Yataktaki konumundan doğrudan tavana baktı ve elleriyle karnının alt kısmını nazikçe kapattı. Hiçbir şey hissetmedi. Çıplak gözle görülebilecek hiçbir kanıt yoktu. Ama içinde büyüyen bir hayat olduğunu düşündüğünde, sanki uçuyormuş gibi hissetti.
Kesin olmadığı için iyi mi kötü mü olduğunu bilmiyordu. Hamilelik onun için imkansız olması gerektiği için şüphelerini üzerinden atamasa da, 'belki...' ihtimali umutlarını büyütüyordu. Bu gidişle bunun hamilelik olmadığı söylense şoku atlatamayabilirdi.
‘Doktorun dediği gibi kısırlığıma vücudum kendi kendine çare oldu desek de kocamın söylediğine göre hamile kalamam.’
Doktora adet görmemesinin belirtilerini anlatmıştı ama kocasının sırrından, yani Taran soyunun olağandışı yapısından söz edemiyordu.
Kocasının kısırdan farkı yoktu. Lucia hamile kalabilen Taran soyundan bir kadın değildi ve saflık anından itibaren vücudunu hazırlamak için özel bir bitki alan Taran olmayan normal bir kadın olmanın koşullarını da karşılamıyordu.
Kocası, ona bir çocuk veremeyeceğine ikna olmuştu.

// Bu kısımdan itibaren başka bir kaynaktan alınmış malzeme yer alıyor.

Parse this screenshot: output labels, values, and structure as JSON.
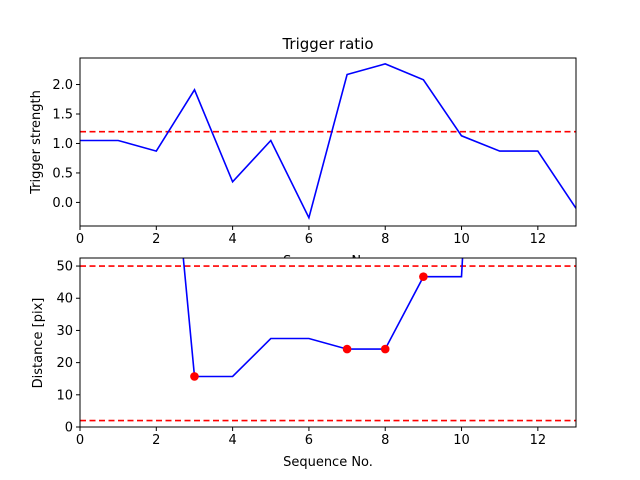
{
  "chart_data": [
    {
      "type": "line",
      "title": "Trigger ratio",
      "xlabel": "Sequence No.",
      "ylabel": "Trigger strength",
      "xlim": [
        0,
        13
      ],
      "ylim": [
        -0.4,
        2.45
      ],
      "xticks": [
        0,
        2,
        4,
        6,
        8,
        10,
        12
      ],
      "yticks": [
        0.0,
        0.5,
        1.0,
        1.5,
        2.0
      ],
      "ytick_labels": [
        "0.0",
        "0.5",
        "1.0",
        "1.5",
        "2.0"
      ],
      "series": [
        {
          "color": "#0000ff",
          "x": [
            0,
            1,
            2,
            3,
            4,
            5,
            6,
            7,
            8,
            9,
            10,
            11,
            12,
            13
          ],
          "y": [
            1.05,
            1.05,
            0.87,
            1.91,
            0.35,
            1.05,
            -0.26,
            2.17,
            2.35,
            2.08,
            1.13,
            0.87,
            0.87,
            -0.1
          ]
        }
      ],
      "hlines": [
        {
          "y": 1.2,
          "color": "#ff0000",
          "style": "dashed"
        }
      ],
      "grid": false
    },
    {
      "type": "line",
      "title": "",
      "xlabel": "Sequence No.",
      "ylabel": "Distance [pix]",
      "xlim": [
        0,
        13
      ],
      "ylim": [
        0,
        52.5
      ],
      "xticks": [
        0,
        2,
        4,
        6,
        8,
        10,
        12
      ],
      "yticks": [
        0,
        10,
        20,
        30,
        40,
        50
      ],
      "ytick_labels": [
        "0",
        "10",
        "20",
        "30",
        "40",
        "50"
      ],
      "series": [
        {
          "color": "#0000ff",
          "style": "steps-post",
          "x": [
            2.7,
            3,
            4,
            5,
            6,
            7,
            8,
            9,
            10,
            10.03
          ],
          "y": [
            53.5,
            15.7,
            15.7,
            27.5,
            27.5,
            24.2,
            24.2,
            46.7,
            46.7,
            53.5
          ]
        }
      ],
      "markers": {
        "color": "#ff0000",
        "x": [
          3,
          7,
          8,
          9
        ],
        "y": [
          15.7,
          24.2,
          24.2,
          46.7
        ]
      },
      "hlines": [
        {
          "y": 50,
          "color": "#ff0000",
          "style": "dashed"
        },
        {
          "y": 2,
          "color": "#ff0000",
          "style": "dashed"
        }
      ],
      "grid": false
    }
  ]
}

[O zaman o benim çocuğum olmayacaktır.] (Ç/N: Hugo ve Lucia'nın kavga ettikleri bir zaman vardı ya Hugo söylüyordu bunu Lucia'ya hatırlatayım istedim 🙈)
Lucia kocasının uzun zaman önce kuzeydeyken söylediklerini hatırladığında kalbi güm güm atmaya başladı. Hamile olduğunu duyduktan sonra kocası aynı şeyi tekrar söyleseydi, buna sadece üzülmezdi, çok da acı verirdi. Sadakatinden şüphe ederse, buna katlanabileceğini sanmıyordu çünkü ondan çok nefret ederdi.

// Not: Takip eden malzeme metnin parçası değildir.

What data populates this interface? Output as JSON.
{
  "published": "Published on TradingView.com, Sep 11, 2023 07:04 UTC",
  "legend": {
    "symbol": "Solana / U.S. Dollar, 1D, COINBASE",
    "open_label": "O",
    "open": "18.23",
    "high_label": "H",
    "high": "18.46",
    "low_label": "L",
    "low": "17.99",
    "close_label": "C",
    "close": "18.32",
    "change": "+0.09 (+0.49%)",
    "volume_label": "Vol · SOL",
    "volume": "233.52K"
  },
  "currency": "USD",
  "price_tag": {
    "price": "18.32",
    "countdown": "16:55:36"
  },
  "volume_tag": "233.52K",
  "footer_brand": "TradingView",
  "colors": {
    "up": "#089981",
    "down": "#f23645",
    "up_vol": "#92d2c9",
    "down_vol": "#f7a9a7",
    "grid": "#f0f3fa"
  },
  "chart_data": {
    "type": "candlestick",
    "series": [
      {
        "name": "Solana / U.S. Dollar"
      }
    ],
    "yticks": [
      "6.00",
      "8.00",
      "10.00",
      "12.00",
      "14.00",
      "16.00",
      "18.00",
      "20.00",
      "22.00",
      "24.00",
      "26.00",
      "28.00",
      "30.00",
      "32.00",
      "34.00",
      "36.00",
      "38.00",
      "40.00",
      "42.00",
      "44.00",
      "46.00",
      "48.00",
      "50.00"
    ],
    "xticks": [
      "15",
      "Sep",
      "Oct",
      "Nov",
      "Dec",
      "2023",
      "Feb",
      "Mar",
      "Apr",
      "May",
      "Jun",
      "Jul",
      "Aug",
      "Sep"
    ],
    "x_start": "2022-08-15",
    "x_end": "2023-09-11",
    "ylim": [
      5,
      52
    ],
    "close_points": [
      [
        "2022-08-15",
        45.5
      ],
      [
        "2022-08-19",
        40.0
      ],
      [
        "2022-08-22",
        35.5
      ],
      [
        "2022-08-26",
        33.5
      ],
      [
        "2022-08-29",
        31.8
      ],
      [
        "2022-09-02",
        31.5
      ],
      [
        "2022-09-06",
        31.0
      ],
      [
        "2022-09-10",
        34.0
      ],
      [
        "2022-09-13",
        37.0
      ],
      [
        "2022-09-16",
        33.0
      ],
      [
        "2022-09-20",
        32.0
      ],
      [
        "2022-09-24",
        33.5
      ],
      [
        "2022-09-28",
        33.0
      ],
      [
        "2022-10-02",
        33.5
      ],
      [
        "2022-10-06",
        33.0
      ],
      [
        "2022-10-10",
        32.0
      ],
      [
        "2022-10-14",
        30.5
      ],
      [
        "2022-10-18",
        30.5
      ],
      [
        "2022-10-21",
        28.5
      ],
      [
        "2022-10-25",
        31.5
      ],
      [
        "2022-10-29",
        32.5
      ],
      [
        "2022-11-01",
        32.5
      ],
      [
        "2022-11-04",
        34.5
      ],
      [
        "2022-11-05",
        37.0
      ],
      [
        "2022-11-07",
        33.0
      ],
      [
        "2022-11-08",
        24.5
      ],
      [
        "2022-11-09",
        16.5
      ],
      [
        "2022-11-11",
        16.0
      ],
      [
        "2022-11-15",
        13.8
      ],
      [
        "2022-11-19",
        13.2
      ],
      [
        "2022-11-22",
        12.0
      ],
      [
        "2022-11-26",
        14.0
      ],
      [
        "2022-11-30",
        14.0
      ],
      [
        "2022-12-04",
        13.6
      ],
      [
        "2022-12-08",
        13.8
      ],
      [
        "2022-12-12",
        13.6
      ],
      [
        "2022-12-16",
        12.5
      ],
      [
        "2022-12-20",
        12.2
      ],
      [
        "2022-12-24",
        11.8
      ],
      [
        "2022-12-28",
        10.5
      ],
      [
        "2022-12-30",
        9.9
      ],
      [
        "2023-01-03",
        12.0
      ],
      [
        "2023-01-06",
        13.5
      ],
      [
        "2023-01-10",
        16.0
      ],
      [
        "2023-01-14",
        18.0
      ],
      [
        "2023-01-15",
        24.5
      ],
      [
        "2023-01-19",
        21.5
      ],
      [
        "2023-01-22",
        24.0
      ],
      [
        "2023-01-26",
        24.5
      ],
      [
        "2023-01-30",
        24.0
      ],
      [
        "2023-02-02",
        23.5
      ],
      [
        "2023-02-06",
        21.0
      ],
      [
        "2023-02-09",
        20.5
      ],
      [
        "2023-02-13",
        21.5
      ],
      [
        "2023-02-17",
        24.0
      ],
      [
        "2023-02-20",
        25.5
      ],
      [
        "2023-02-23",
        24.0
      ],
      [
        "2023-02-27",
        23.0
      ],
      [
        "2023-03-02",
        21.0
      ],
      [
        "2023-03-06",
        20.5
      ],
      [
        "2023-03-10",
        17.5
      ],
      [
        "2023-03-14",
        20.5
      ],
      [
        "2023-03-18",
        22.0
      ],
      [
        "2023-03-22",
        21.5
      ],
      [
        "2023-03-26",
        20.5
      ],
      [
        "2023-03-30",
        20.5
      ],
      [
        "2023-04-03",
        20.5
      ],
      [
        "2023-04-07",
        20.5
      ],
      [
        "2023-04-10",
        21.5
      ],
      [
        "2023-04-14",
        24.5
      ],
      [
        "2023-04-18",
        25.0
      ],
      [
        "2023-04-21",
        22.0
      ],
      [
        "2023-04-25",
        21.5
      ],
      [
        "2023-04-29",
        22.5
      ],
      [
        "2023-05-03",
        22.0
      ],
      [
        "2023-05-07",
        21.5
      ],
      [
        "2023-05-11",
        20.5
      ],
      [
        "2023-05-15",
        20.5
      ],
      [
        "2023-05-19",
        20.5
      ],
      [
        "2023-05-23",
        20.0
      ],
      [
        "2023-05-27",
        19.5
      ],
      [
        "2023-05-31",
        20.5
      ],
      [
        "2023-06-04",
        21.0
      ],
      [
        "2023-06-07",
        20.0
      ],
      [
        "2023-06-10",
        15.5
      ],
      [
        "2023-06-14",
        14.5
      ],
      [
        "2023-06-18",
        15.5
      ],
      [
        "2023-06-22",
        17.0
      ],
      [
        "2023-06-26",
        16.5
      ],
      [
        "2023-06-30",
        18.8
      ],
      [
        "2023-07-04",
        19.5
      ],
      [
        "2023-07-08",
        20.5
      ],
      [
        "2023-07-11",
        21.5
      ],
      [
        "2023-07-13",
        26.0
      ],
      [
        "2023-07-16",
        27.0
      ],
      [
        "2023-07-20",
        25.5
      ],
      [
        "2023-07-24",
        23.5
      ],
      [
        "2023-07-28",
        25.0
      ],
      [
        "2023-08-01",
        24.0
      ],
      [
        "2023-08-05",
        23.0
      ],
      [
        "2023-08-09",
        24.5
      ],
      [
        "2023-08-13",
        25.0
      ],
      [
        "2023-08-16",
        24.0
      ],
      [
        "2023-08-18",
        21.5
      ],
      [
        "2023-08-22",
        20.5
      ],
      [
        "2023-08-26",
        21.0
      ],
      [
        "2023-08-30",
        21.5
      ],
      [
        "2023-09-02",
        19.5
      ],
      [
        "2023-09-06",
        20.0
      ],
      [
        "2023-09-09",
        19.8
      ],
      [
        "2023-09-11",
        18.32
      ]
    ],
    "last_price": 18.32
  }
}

Hamile olup olmadığı henüz kesin değildi. Lucia ona söylemeli mi yoksa henüz bilmediği için şimdilik çenesini kapalı tutmalı mı diye merak etti. Bir düşünce dizisi diğerine ve endişe korkuya yol açtı. Lucia yatakta bir süre sağa sola döndükten sonra uykuya daldı.